Division of Oncology, Department of Medicine, Washington University School of Medicine, 660 S. Euclid, Box 8056, St. Louis, MO, 63110, USA.
Curr Hematol Malig Rep. 2020 Feb;15(1):9-19. doi: 10.1007/s11899-020-00561-w.
The recent development of brentuximab vedotin (BV), an antibody-drug conjugate targeting CD30-positive cells, has led to therapeutic advances in the treatment of T cell lymphomas. In this review, we discuss key studies of BV in peripheral T cell lymphoma (PTCL) and cutaneous T cell lymphoma (CTCL) and highlight important questions for further investigation.
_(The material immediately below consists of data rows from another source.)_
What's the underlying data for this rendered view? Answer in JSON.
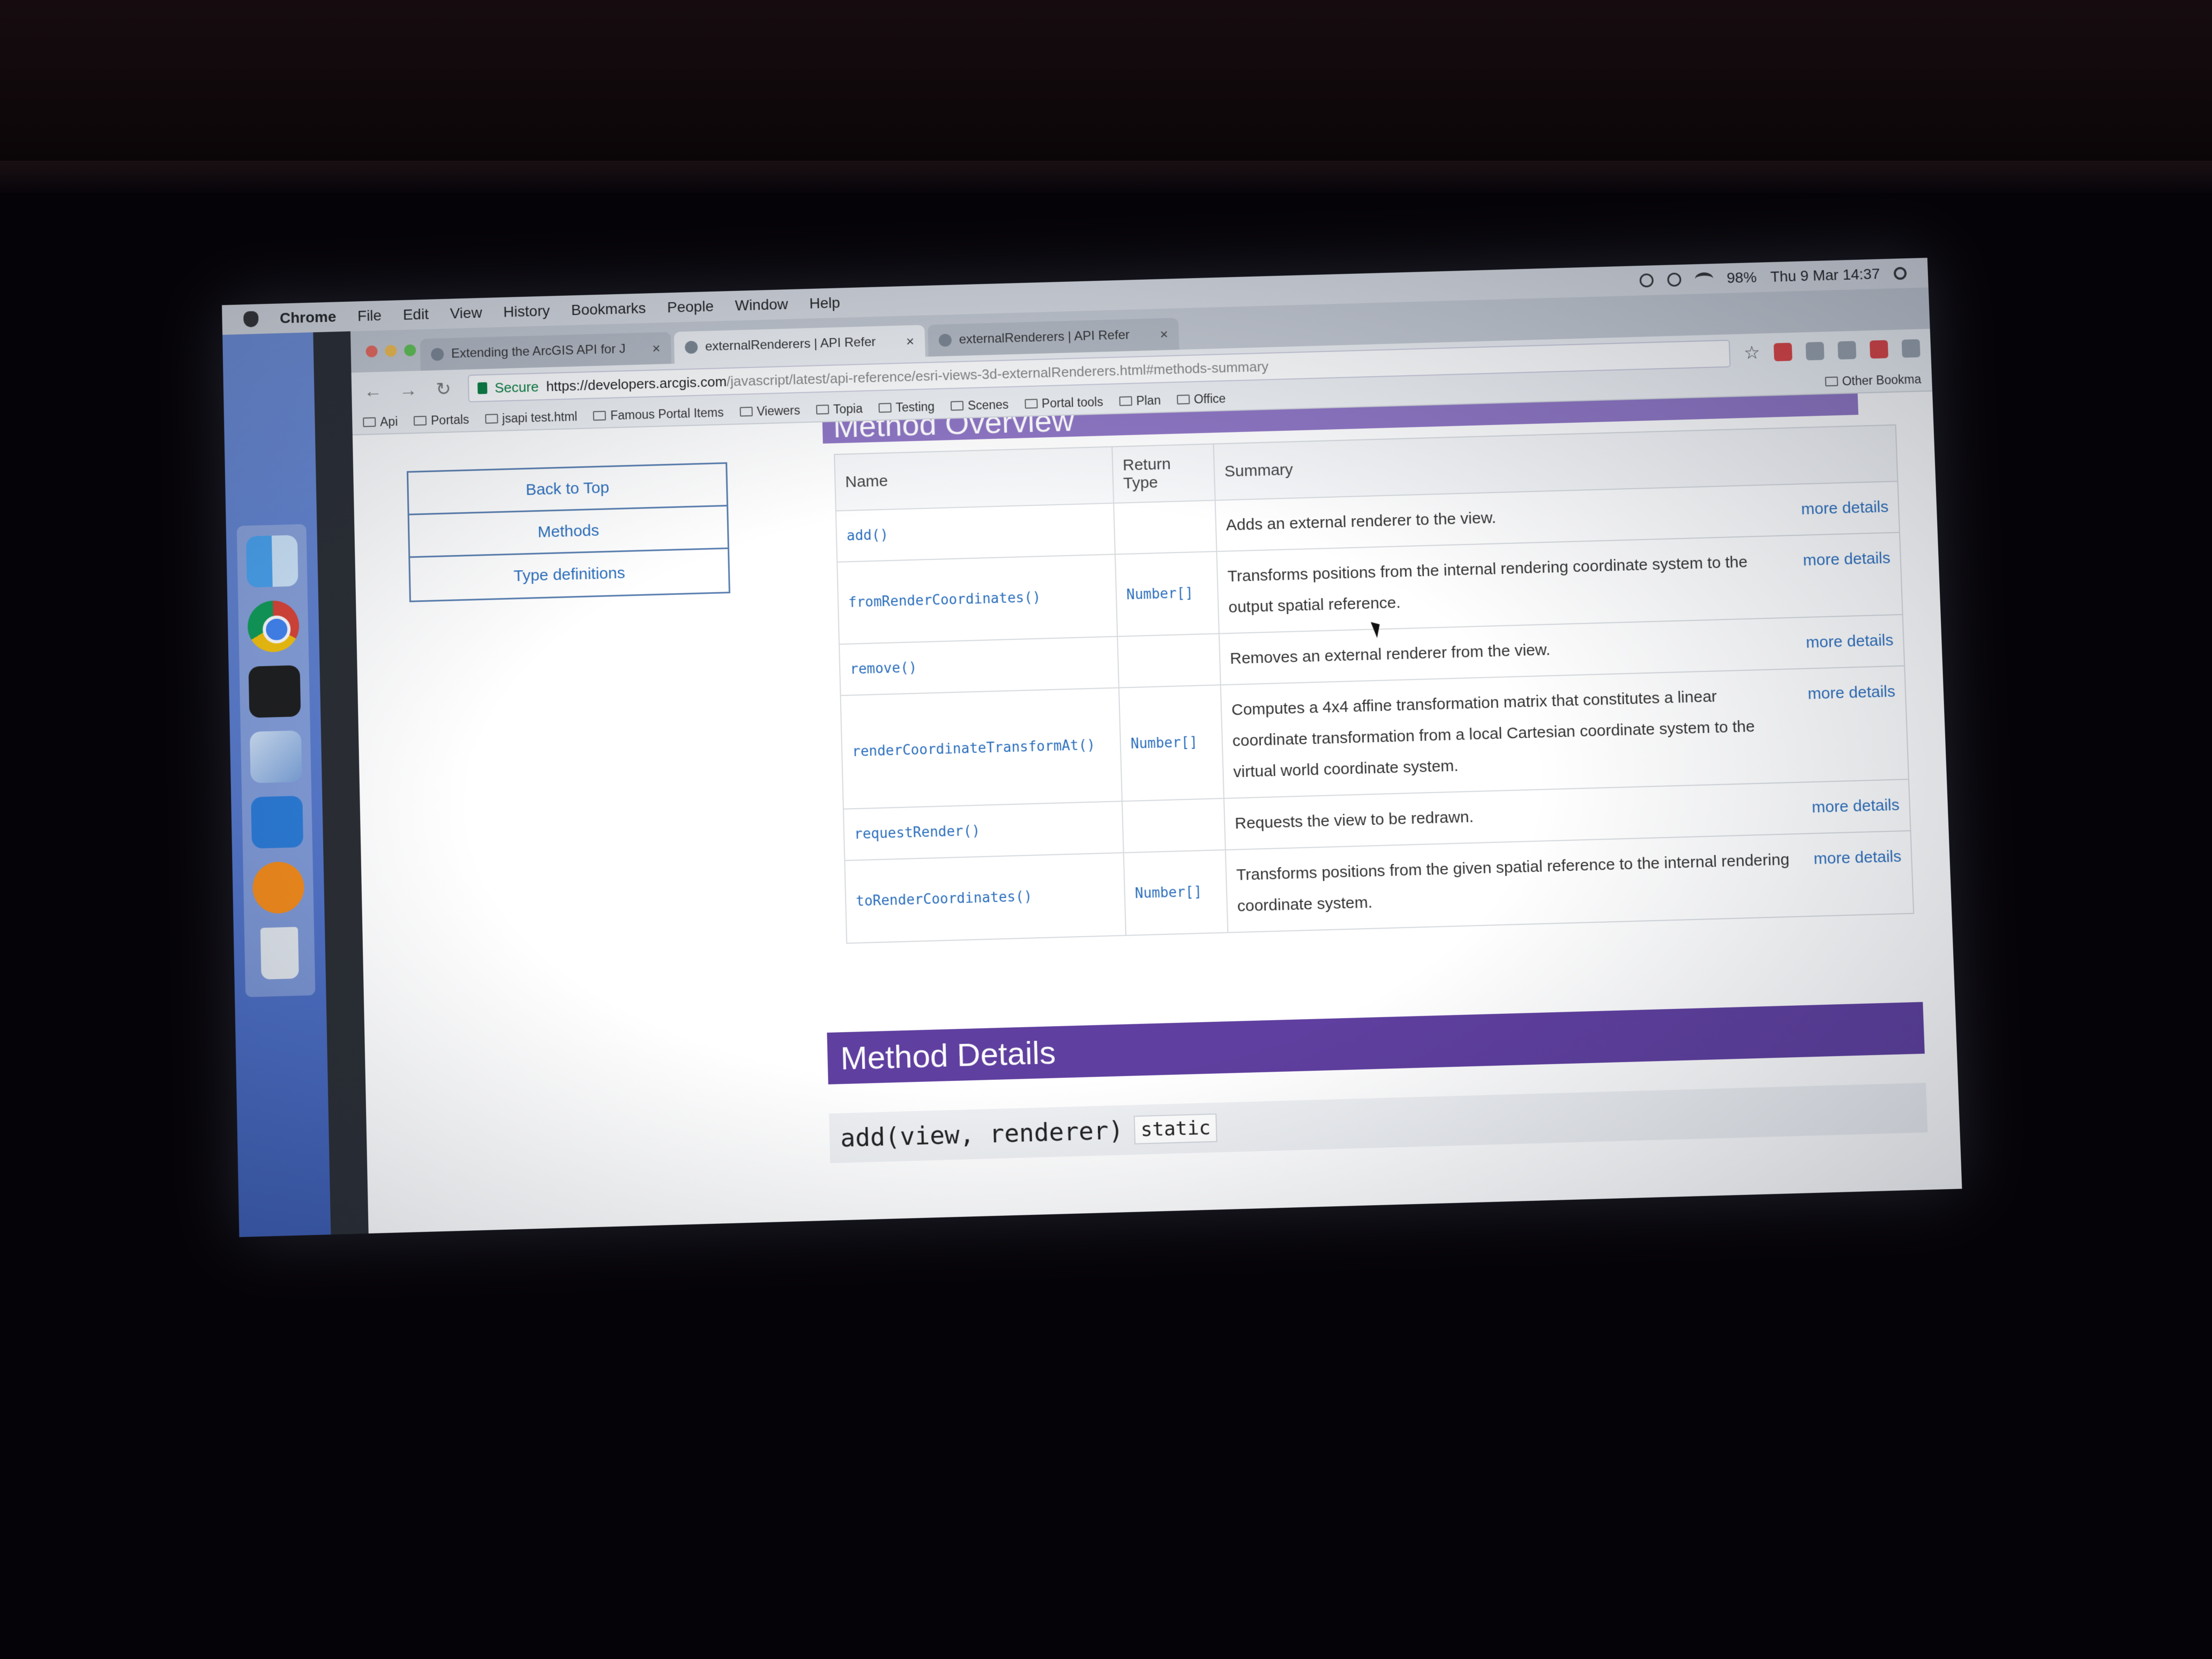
{
  "menubar": {
    "app": "Chrome",
    "items": [
      "File",
      "Edit",
      "View",
      "History",
      "Bookmarks",
      "People",
      "Window",
      "Help"
    ],
    "battery": "98%",
    "datetime": "Thu 9 Mar  14:37"
  },
  "tabs": [
    {
      "title": "Extending the ArcGIS API for J",
      "active": false
    },
    {
      "title": "externalRenderers | API Refer",
      "active": true
    },
    {
      "title": "externalRenderers | API Refer",
      "active": false
    }
  ],
  "omnibox": {
    "secure_label": "Secure",
    "url_host": "https://developers.arcgis.com",
    "url_path": "/javascript/latest/api-reference/esri-views-3d-externalRenderers.html#methods-summary"
  },
  "bookmarks": [
    "Api",
    "Portals",
    "jsapi test.html",
    "Famous Portal Items",
    "Viewers",
    "Topia",
    "Testing",
    "Scenes",
    "Portal tools",
    "Plan",
    "Office"
  ],
  "bookmarks_other": "Other Bookma",
  "side_nav": [
    "Back to Top",
    "Methods",
    "Type definitions"
  ],
  "overview_title": "Method Overview",
  "table": {
    "headers": {
      "name": "Name",
      "return_type": "Return Type",
      "summary": "Summary"
    },
    "rows": [
      {
        "name": "add()",
        "return_type": "",
        "summary": "Adds an external renderer to the view.",
        "link": "more details"
      },
      {
        "name": "fromRenderCoordinates()",
        "return_type": "Number[]",
        "summary": "Transforms positions from the internal rendering coordinate system to the output spatial reference.",
        "link": "more details"
      },
      {
        "name": "remove()",
        "return_type": "",
        "summary": "Removes an external renderer from the view.",
        "link": "more details"
      },
      {
        "name": "renderCoordinateTransformAt()",
        "return_type": "Number[]",
        "summary": "Computes a 4x4 affine transformation matrix that constitutes a linear coordinate transformation from a local Cartesian coordinate system to the virtual world coordinate system.",
        "link": "more details"
      },
      {
        "name": "requestRender()",
        "return_type": "",
        "summary": "Requests the view to be redrawn.",
        "link": "more details"
      },
      {
        "name": "toRenderCoordinates()",
        "return_type": "Number[]",
        "summary": "Transforms positions from the given spatial reference to the internal rendering coordinate system.",
        "link": "more details"
      }
    ]
  },
  "details_title": "Method Details",
  "signature": {
    "text": "add(view, renderer)",
    "badge": "static"
  },
  "colors": {
    "accent_purple": "#5f3f9f",
    "link_blue": "#2c6fbd"
  }
}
Monotherapy with BV has proven to be effective and well tolerated in patients with relapsed/refractory (R/R) CD30-positive CTCL. BV has shown significant activity in R/R PTCL as well, with particularly durable responses in patients with anaplastic large cell lymphoma (ALCL). In a landmark phase III study (ECHELON-2), BV + CHP demonstrated superior progression-free and overall survival relative to CHOP as frontline therapy for patients with CD30-expressing PTCL, representing the first randomized trial demonstrating an overall survival benefit in PTCL. Though BV is overall well tolerated, peripheral neuropathy remains a clinically significant adverse effect. BV is a major therapeutic advance in the treatment of patients with R/R CTCL and of those with PTCL in both the R/R and frontline settings. Key ongoing areas of investigation include optimization of CD30 expression as a predictive biomarker as well as the role of BV in consolidation therapy.
靶向 CD30 阳性细胞的抗体药物偶联物 Brentuximab vedotin(BV)的最新发展,推动了 T 细胞淋巴瘤治疗的进展。本文讨论了 BV 在治疗外周 T 细胞淋巴瘤(PTCL)和皮肤 T 细胞淋巴瘤(CTCL)中的关键研究,并强调了进一步研究的重要问题。
BV 单药治疗复发/难治性(R/R)CD30 阳性 CTCL 患者已被证明是有效且耐受良好的。BV 在 R/R PTCL 中也显示出显著的活性,尤其是在间变大细胞淋巴瘤(ALCL)患者中具有持久的反应。在一项具有里程碑意义的 III 期研究(ECHELON-2)中,BV+CHP 作为 CD30 表达阳性 PTCL 的一线治疗方案,与 CHOP 相比,在无进展生存期和总生存期方面具有显著优势,这是首次在 PTCL 中证明总生存期获益的随机试验。尽管 BV 总体耐受良好,但周围神经病变仍是一个具有临床意义的不良事件。BV 是治疗 R/R CTCL 患者和 R/R 及一线治疗中 PTCL 患者的重要治疗进展。正在进行的关键研究领域包括优化 CD30 表达作为预测生物标志物,以及 BV 在巩固治疗中的作用。